In our celebration of Jesus’ birth, we often overlook the loss he suffered in that event. It was a great gain to us, but to him it was a sacrifice. The Son of God was now, in some mysterious way, constrained by flesh. The cross is often the place we point as representative of Jesus’ suffering, but perhaps the manger should be as well. It is a thought worth contemplating this Advent season. Consider the immense love that must’ve motivated the boundless and free Son of God to come to us in the flesh.
In order to facilitate your contemplation of this beautiful truth, I want to share with you a poem from the great John Donne. I have preserved the old English in the version copied below, but that unfamiliarity will hopefully force you to read more slowly and consider more deeply the love of Christ on Christmas morning.

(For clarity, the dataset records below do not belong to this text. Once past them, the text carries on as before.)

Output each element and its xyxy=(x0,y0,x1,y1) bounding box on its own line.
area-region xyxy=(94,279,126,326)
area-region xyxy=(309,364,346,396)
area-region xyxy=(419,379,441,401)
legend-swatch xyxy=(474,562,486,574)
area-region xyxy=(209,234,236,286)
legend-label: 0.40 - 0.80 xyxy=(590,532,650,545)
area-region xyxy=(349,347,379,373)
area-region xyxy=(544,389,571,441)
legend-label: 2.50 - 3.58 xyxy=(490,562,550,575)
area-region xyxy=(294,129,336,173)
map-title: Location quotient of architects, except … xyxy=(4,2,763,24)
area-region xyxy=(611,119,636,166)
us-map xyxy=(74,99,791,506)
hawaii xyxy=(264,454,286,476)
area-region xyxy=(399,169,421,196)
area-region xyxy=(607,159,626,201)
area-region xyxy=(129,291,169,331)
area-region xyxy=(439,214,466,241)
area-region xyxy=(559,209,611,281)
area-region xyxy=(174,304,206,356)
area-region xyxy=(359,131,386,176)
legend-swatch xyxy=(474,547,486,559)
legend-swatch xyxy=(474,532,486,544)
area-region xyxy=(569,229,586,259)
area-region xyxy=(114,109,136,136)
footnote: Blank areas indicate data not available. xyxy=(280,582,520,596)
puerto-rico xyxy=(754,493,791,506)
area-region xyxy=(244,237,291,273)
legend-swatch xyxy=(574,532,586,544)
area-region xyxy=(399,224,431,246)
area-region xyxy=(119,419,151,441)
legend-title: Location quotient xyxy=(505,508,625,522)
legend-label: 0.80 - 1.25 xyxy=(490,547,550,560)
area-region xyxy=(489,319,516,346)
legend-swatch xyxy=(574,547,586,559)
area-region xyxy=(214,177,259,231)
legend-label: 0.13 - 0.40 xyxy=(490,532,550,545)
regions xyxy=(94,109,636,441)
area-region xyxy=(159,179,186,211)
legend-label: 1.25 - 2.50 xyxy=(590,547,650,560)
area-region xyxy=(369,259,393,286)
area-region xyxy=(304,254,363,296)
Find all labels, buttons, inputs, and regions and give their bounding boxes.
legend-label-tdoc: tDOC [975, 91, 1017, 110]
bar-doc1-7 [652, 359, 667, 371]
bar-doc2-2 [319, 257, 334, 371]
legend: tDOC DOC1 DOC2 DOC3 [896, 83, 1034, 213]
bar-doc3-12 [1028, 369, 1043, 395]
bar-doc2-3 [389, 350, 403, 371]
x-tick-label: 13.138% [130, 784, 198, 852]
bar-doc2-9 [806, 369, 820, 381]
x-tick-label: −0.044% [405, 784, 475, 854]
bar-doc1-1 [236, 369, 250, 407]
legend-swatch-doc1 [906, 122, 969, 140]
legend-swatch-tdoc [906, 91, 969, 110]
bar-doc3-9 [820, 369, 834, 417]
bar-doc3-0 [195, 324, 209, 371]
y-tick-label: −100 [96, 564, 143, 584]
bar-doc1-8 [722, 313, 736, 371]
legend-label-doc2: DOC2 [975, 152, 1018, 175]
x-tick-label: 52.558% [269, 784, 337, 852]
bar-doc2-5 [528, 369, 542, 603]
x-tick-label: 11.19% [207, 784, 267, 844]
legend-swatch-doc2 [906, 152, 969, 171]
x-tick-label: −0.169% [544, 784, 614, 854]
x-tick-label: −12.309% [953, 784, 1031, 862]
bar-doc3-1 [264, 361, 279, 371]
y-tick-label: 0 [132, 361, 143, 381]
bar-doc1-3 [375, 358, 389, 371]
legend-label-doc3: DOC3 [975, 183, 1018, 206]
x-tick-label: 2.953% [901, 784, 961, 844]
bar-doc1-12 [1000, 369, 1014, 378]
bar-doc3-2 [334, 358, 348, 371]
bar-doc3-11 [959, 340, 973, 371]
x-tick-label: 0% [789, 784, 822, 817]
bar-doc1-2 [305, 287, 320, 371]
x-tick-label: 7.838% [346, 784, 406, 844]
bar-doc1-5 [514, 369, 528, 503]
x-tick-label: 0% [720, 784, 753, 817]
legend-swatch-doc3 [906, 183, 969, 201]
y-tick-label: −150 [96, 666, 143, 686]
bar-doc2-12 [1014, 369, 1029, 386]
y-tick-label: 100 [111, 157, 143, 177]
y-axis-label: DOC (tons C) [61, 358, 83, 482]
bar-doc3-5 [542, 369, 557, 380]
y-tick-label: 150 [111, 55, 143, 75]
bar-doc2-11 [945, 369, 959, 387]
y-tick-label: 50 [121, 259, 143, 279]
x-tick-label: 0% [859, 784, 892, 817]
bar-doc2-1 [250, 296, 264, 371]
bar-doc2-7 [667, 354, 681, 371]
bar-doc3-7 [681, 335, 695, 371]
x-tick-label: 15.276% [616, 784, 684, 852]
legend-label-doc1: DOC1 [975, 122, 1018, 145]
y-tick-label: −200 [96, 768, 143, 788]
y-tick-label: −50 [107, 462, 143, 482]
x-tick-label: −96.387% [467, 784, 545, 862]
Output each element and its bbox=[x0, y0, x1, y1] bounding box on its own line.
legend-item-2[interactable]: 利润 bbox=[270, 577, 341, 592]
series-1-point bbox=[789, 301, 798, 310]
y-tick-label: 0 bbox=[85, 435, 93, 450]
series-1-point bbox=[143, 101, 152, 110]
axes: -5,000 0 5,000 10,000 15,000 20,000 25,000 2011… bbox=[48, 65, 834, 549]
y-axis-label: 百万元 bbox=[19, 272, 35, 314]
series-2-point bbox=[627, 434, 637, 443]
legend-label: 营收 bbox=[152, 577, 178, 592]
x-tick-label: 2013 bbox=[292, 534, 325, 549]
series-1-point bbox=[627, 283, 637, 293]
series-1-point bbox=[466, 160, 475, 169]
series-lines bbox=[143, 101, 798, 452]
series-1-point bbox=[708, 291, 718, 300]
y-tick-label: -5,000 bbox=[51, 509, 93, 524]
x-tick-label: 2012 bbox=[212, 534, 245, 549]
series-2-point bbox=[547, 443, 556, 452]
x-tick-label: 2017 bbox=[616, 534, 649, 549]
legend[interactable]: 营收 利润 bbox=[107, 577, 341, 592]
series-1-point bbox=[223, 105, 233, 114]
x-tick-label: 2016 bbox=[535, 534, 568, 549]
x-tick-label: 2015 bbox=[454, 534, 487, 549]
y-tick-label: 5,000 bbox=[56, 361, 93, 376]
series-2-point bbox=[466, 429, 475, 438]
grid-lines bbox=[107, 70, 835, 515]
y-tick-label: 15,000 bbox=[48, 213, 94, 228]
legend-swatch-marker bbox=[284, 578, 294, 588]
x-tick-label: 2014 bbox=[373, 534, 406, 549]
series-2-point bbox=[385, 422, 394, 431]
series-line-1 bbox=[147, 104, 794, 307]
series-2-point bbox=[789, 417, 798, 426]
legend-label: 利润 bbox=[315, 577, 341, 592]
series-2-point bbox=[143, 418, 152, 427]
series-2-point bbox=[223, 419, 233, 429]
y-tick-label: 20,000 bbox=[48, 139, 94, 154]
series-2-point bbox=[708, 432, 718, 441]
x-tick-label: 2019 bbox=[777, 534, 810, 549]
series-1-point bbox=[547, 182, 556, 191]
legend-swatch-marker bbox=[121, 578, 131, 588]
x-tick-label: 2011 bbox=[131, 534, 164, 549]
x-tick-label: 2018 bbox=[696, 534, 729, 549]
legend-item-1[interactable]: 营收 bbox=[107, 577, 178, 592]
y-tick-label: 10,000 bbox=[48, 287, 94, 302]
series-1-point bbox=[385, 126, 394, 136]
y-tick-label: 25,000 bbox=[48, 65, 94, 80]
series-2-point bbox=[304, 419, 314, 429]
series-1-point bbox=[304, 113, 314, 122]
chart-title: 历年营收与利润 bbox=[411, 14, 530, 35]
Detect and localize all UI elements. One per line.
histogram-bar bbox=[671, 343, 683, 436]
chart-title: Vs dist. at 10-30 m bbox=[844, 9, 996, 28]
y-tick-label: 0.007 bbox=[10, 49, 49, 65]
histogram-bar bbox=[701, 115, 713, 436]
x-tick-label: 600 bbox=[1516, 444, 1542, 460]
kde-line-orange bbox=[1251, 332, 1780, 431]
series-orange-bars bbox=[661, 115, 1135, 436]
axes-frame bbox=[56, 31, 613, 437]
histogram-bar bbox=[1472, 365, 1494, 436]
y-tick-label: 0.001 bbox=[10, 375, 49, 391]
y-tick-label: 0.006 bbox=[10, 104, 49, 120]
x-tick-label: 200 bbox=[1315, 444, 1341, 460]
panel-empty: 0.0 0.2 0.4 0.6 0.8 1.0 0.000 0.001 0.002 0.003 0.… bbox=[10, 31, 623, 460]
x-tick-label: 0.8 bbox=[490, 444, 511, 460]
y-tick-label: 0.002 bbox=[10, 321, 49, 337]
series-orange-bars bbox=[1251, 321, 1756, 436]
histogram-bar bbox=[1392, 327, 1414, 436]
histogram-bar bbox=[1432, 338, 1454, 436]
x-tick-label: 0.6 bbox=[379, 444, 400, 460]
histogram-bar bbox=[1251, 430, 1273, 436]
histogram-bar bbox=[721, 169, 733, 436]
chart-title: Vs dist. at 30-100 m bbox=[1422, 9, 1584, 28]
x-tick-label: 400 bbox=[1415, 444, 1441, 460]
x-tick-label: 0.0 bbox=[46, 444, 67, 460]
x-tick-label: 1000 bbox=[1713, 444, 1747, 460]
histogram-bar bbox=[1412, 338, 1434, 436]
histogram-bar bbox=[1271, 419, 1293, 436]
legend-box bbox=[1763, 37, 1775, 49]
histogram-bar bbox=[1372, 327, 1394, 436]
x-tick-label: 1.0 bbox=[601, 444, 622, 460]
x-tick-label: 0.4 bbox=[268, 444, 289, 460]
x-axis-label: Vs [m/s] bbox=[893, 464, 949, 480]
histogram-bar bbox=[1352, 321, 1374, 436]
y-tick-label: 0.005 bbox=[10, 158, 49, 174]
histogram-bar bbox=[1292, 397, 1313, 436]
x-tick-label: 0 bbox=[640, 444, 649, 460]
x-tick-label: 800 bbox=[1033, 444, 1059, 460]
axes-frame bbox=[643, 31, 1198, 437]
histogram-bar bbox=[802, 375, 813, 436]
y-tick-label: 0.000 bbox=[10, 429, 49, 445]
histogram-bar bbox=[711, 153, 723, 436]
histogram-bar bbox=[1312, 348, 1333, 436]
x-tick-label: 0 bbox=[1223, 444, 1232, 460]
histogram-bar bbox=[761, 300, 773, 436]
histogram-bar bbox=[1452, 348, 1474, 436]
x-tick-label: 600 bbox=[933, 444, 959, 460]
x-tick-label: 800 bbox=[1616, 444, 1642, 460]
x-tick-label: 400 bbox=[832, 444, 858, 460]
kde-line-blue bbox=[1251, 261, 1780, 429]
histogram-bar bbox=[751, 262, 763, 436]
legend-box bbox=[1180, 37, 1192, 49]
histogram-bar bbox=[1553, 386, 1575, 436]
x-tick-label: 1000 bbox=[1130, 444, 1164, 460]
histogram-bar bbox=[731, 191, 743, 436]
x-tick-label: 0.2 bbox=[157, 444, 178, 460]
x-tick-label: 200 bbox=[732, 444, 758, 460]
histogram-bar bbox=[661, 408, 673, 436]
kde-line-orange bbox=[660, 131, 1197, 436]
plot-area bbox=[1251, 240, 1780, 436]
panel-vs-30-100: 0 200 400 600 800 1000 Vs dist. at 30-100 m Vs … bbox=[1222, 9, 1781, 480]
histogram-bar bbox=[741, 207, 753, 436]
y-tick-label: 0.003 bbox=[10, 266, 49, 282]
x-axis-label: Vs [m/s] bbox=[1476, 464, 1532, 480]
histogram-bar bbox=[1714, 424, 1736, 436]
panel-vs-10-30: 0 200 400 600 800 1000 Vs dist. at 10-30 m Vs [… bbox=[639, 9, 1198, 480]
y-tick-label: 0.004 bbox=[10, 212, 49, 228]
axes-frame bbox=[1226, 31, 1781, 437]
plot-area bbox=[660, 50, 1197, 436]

The whole life of Christ was a continuall Passion;
others die Martyrs, but Christ was born a Martyr.
He found a Golgotha (where he was crucified) even in Bethlehem, where he was born;
For, to his tenderness then, the strawes were almost as sharp as the thornes after;
and the Manger as uneasie at first, as his Crosse at last.
His birth and his death were but one continuall act,
And his Christmas-day and his Good Friday,
are but the evening and morning of one and the same day.